CHP'lilerden komisyon raporuna muhalefet şerhi

Güncelleme Tarihi:

CHPlilerden komisyon raporuna muhalefet şerhi
Oluşturulma Tarihi: Nisan 14, 2010 12:48

CHP'li üyeler, Anayasa değişikliği konusunda Anayasa Komisyonu raporuna muhalefet şerhi koydu.

Haberin Devamı

Antalya Milletvekili Atilla Emek, İstanbul Milletvekili Mehmet Ali Özpolat, Konya Milletvekili Atilla Kart, Manisa Milletvekili Şahin Mengü ve Mersin Milletvekili İsa Gök'ün imzalarını taşıyan muhalefet şerhinde, ilk olarak “eylemli İçtüzük ihlali” iddiası temellendirildi.

Bir kanun teklifindeki imzanın, teklif TBMM Genel Kurul gündemine gelene kadar geri alınabileceği belirtilerek, komisyonun eksilen imzalar yüzünden geçersiz hale düşen önergeye sahip çıkamayacağı, ancak bu durumda süreçle ilgili değerlendirmeyi yapma ve karar verme yetkisinin komisyona ait olduğu ifade edildi.

“Süreç artık Komisyon Başkanının münferiden değerlendirme yapabileceği bir konu olmaktan çıkmıştır” görüşüne yer verilen muhalefet şerhinde, komisyon yerine Komisyon Başkanının kendi başına hüküm kurumayacağı görüşü dile getirildi.

Anayasa Mahkemesinin CHP olağanüstü kongresiyle ilgili yaptığı değerlendirmenin de bu görüşü doğruladığı belirtilerek, mahkeme kararında, belli bir aşamadan sonra “kolektif irade” kavramının devreye girdiğinin ifade edildiği anımsatıldı. Muhalefet şerhinde şu görüşlere yer verildi:
“Toplu irade beyanıyla oluşan değişiklik teklifinin geri alınması da yine toplu irade beyanıyla mümkün olacaktır. Komisyon, eksilen imzaların tamamlatılması ya da mevcut imzaların tümünden yeni bir irade istihsalini sağlamak zorundadır. Komisyonun bu gerçeği öngörüp buna göre değerlendirme yapması zorunluluğu vardır. Ancak Komisyon Başkanı bu prosedürü işletmekten kaçınmıştır. Tarafımızdan bu yönde yapılan uyarılara rağmen ihlali sürdürmüştür. Esasen 7 imzayla verilen ilk teklif yok hükmündedir. Bu konuda komisyon iradesi oluşmamıştır. Başkan bu süreci engellemiştir. Teklifin 61 imza geri çekilerek geçersiz hale getirilmesi mümkün değildir.

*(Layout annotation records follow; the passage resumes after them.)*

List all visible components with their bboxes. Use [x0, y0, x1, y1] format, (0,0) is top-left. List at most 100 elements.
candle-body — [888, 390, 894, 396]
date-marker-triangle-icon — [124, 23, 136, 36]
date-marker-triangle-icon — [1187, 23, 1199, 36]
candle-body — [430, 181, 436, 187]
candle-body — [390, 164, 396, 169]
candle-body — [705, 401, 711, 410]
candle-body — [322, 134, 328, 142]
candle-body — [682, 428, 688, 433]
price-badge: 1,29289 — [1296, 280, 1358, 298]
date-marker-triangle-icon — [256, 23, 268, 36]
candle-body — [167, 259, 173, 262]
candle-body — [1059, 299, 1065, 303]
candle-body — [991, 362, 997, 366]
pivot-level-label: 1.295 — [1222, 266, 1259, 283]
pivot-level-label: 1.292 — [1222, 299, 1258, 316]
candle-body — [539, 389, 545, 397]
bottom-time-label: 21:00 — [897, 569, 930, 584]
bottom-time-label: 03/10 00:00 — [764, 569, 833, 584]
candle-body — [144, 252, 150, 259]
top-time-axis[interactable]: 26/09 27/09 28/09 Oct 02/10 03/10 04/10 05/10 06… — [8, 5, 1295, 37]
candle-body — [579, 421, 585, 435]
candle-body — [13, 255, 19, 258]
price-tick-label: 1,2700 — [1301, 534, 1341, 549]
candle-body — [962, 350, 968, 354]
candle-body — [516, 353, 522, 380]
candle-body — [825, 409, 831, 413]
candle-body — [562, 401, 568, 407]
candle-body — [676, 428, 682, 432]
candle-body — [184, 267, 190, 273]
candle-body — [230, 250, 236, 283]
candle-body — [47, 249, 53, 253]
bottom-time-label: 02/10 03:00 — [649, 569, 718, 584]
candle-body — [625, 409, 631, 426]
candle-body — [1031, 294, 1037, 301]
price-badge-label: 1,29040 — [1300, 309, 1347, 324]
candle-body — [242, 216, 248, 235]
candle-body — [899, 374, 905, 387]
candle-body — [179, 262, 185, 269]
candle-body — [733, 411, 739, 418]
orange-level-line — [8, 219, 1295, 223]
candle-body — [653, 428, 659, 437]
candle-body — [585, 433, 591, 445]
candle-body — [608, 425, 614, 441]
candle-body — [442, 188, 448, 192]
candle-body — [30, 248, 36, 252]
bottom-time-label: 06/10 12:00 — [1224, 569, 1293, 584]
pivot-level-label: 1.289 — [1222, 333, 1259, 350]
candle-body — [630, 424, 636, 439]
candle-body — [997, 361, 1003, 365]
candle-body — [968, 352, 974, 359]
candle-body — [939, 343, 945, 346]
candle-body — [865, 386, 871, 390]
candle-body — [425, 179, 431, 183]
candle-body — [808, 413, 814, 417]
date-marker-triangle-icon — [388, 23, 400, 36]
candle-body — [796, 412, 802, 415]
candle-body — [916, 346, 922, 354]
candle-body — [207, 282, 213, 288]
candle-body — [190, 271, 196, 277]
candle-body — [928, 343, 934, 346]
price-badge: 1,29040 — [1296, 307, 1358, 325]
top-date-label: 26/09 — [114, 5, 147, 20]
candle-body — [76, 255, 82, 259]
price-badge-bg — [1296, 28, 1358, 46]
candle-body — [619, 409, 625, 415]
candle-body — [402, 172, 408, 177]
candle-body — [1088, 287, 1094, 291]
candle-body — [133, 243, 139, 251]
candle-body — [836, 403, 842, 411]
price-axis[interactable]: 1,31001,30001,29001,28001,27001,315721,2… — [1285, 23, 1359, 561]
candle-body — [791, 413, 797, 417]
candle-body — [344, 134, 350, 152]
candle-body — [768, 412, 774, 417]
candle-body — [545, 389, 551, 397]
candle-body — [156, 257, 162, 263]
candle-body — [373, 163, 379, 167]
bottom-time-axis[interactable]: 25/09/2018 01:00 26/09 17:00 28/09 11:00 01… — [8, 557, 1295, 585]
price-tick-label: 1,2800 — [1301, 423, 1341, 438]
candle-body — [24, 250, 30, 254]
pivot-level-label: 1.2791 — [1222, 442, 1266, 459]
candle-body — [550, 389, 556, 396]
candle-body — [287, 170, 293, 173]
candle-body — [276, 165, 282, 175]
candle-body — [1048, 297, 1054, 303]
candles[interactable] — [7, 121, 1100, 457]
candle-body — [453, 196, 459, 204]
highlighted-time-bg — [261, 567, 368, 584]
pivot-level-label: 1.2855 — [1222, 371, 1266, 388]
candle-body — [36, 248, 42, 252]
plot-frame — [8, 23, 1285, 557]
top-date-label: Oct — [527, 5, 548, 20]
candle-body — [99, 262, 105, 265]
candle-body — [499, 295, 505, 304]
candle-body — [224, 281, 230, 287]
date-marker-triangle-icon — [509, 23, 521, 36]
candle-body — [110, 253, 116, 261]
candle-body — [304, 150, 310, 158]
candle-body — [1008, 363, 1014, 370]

Öte yandan, yoklama evraklarının-stok imza kataloglarının 7 kişilik teklifin arkasına eklenerek anayasa değişikliği teklifi haline getirilmiş olması, Meclis Başkanının ve Komisyon Başkanının bu sürece icrai ya da ihmali hareketleriyle iştirak etmeleri, İçtüzük ihlalinin ötesinde suç ilişkileri içeren unsurlar taşımaktadır.

Bu süreçte Meclis Başkanının en hafif deyimiyle görevi kötüye kullanma anlamına gelen bu davranışı yanında, Başbakanın imza sahteciliği konusunda 'velevki olsa ne olur', Cumhurbaşkanı'nın da 'olsun, gerekirse çizik atarız' yolunda söylemde bulunmaları, Türkiye Cumhuriyetini en üst seviyede yöneten 3 kişinin devlet adamı kimliği adına vahim bir tabloyu bir kez daha ortaya çıkarmıştır.”

“İmza sahteciliğine ilişkin suç bulgularının henüz ortada olduğu” iddia edilen muhalefet şerhinde, birinci teklifin varlığını koruduğu, ikinci teklifin incelenme sürecinin de buna göre gerçekleştirilmesi gerektiği savunuldu.
Şerhte, Komisyon Başkanının işlem ve uygulamalıyla “eylemli İçtüzük ihlali yapıldığı” öne sürüldü.

“HUKUKUN ARKASINDAN DOLANILMAKTADIR”

Muhalefet şerhinde, siyasal iktidarın “kendi kontrolünde olan bir yargı yapılanmasını gerçekleştirmek istediği” savunuldu. Bu amaca ulaşabilmek için için de “taslağın boyandığı, toplumun muhtelif kesimlerinin ilgisini çekecek hükümler serpiştiriliği” iddia edilen muhalefet şerhinde, “Kuvvetler ayrılığı ilkesi bu şekilde ayaklar altına ılınırken, bir taraftan da anayasanın değiştirilemeyecek hükümleri arasında bulunan hukuk devleti ilkesi ortadan kaldırılmak istenilmektedir. Hukukun arkasından dolanılmaktadır” görüşüne yer verildi.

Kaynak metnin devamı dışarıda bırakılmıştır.